Он любил ее. Ей было семнадцать лет. Ему девятнадцать. И вот теперь
она женщина.
А он остался девственником, раненным в самое сердце, запуганным и даже
не находившим слов, чтобы хоть как-то выразить свое отчаяние. И в то же
время он с новым, острым любопытством разглядывал ее - сочный рот с
крупными зубами, кудрявая прядь над большими смелыми глазами, бронзовая шея
в вырезе блузки, где тяжело колыхалась грудь... За ее спиной, в озере,
ослепительно сверкало вечернее солнце, пунцовые облака в золотой кромке
повисли над водой, белые катерки распускали веера пены вдали, у зеленых
склонов Савойи.
Кто же вершит наши судьбы? Кто торжествует посреди красоты этого мира?
Отчего ему суждено испить горький яд тоски в праздничном сиянии этого
заката? Лилиана была женщиной, и доктор был ее любовником. Его родной отец.
Жан Кальме вонзил ногти в ладони. Его родной отец впивался поцелуем в этот
рот. Вдыхал аромат этой шеи. Тискал эти груди с розовыми сосками.

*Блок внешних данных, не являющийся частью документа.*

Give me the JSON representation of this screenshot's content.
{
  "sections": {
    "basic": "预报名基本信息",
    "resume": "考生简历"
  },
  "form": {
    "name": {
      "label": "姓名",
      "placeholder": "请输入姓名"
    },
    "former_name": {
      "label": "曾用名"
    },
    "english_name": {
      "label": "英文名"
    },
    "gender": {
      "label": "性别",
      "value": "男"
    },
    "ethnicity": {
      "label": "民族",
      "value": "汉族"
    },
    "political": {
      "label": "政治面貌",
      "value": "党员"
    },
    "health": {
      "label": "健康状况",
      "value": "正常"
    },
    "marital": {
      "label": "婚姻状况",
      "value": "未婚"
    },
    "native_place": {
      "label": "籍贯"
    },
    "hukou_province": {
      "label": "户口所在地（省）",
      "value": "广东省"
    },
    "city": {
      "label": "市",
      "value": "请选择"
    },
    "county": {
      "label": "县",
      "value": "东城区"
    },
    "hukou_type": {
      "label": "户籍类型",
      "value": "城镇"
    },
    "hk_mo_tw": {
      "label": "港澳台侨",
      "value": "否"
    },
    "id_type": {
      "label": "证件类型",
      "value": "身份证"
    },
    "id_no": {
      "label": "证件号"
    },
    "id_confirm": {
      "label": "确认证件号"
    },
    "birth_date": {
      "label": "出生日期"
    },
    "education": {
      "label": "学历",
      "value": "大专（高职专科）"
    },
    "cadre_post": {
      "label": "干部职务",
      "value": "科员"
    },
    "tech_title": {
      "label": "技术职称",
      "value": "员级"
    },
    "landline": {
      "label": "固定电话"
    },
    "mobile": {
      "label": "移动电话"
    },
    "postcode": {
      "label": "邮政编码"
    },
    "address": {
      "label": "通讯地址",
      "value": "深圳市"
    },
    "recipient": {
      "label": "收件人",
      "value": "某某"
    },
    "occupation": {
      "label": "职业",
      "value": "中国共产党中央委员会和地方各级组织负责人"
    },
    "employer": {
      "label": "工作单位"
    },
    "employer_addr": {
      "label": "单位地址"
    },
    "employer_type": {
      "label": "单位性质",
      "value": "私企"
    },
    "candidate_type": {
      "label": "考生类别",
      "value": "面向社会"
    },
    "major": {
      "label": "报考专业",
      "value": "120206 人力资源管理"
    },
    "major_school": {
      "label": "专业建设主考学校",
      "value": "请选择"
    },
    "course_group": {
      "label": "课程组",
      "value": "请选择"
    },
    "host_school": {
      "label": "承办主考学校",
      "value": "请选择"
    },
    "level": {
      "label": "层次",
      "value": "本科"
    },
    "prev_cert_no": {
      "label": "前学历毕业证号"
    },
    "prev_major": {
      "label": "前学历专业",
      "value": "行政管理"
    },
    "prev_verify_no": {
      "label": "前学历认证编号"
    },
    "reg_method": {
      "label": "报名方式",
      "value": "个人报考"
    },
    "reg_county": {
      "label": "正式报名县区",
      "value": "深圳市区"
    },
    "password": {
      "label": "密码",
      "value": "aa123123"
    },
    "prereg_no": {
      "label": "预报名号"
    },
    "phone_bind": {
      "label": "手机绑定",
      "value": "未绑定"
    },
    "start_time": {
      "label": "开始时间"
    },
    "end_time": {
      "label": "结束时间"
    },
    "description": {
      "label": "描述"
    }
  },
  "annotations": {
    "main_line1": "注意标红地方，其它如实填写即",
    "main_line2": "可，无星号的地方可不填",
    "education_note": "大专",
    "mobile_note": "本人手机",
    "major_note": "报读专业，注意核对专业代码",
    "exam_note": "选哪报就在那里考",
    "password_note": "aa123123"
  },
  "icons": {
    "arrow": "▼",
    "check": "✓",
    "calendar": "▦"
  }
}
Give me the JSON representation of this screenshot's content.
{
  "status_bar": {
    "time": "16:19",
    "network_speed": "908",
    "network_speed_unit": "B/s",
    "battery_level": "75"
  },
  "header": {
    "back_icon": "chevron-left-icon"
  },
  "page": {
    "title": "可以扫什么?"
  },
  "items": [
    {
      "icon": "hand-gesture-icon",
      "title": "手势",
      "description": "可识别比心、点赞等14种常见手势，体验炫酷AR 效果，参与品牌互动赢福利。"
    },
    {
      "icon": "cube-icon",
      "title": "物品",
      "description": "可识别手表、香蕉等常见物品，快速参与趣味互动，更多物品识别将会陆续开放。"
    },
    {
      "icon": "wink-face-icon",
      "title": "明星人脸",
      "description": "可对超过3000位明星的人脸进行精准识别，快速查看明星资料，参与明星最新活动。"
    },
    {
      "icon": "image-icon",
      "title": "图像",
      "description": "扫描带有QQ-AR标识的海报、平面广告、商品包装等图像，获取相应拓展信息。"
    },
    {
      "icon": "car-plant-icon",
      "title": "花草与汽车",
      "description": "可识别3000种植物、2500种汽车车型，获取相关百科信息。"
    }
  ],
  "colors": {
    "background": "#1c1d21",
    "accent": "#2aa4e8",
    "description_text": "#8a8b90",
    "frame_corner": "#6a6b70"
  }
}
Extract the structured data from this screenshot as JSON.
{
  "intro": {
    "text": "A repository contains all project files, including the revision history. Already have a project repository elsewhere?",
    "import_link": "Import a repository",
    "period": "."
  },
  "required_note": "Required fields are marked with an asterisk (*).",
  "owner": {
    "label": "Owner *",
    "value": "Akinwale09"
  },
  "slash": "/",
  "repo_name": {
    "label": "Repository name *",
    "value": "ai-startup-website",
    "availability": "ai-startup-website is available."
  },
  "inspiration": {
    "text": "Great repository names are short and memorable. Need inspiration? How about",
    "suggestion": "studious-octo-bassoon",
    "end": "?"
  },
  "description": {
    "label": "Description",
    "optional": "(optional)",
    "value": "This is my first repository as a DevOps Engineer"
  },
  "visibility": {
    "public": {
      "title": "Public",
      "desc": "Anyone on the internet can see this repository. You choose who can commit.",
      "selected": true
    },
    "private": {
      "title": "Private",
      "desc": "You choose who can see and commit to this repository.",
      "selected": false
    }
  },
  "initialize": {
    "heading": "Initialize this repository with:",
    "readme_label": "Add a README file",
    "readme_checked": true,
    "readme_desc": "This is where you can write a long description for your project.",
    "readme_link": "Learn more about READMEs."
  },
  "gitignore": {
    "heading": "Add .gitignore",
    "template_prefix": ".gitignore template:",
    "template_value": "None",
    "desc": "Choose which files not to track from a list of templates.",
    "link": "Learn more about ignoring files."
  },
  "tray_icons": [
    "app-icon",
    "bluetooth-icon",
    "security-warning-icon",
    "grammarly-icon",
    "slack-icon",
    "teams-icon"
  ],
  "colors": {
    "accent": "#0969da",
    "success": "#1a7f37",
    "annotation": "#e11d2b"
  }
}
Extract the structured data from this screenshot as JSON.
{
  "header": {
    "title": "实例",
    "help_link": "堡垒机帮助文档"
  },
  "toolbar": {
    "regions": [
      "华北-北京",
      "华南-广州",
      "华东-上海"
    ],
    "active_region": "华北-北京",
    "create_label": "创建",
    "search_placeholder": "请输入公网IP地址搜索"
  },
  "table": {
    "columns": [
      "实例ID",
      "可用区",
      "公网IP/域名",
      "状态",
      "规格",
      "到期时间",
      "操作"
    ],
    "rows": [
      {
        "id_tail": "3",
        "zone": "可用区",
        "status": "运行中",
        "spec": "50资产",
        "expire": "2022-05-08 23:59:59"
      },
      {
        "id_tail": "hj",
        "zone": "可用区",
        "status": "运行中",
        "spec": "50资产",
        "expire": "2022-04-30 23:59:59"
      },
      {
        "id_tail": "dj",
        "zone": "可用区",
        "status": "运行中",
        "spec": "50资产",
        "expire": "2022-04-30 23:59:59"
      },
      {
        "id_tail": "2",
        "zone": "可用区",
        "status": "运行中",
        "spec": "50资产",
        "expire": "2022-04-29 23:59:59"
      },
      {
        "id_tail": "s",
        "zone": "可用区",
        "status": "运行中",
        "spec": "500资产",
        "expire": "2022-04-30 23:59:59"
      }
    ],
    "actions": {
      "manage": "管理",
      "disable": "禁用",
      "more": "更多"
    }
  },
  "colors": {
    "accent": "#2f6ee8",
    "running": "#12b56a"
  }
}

Раскидывал эти загорелые ноги. Внедрялся в это лоно. Хозяин взял свое.
Поимел. И это продолжалось. И все склонялись перед ним. Все уступали.
Он был здесь царь и бог. Он питался их поклонением. И он возжелал эту
свежую плоть как естественную дань своему могуществу. Эта девочка
принадлежала ему. Она изгибалась в его объятиях. Она стонала в тисках его
рук, задыхалась под напором его несокрушимой силы. Он был Отец, он был
Хозяин. Он вершил закон! Пятьдесят восемь лет. И семнадцать. А закон...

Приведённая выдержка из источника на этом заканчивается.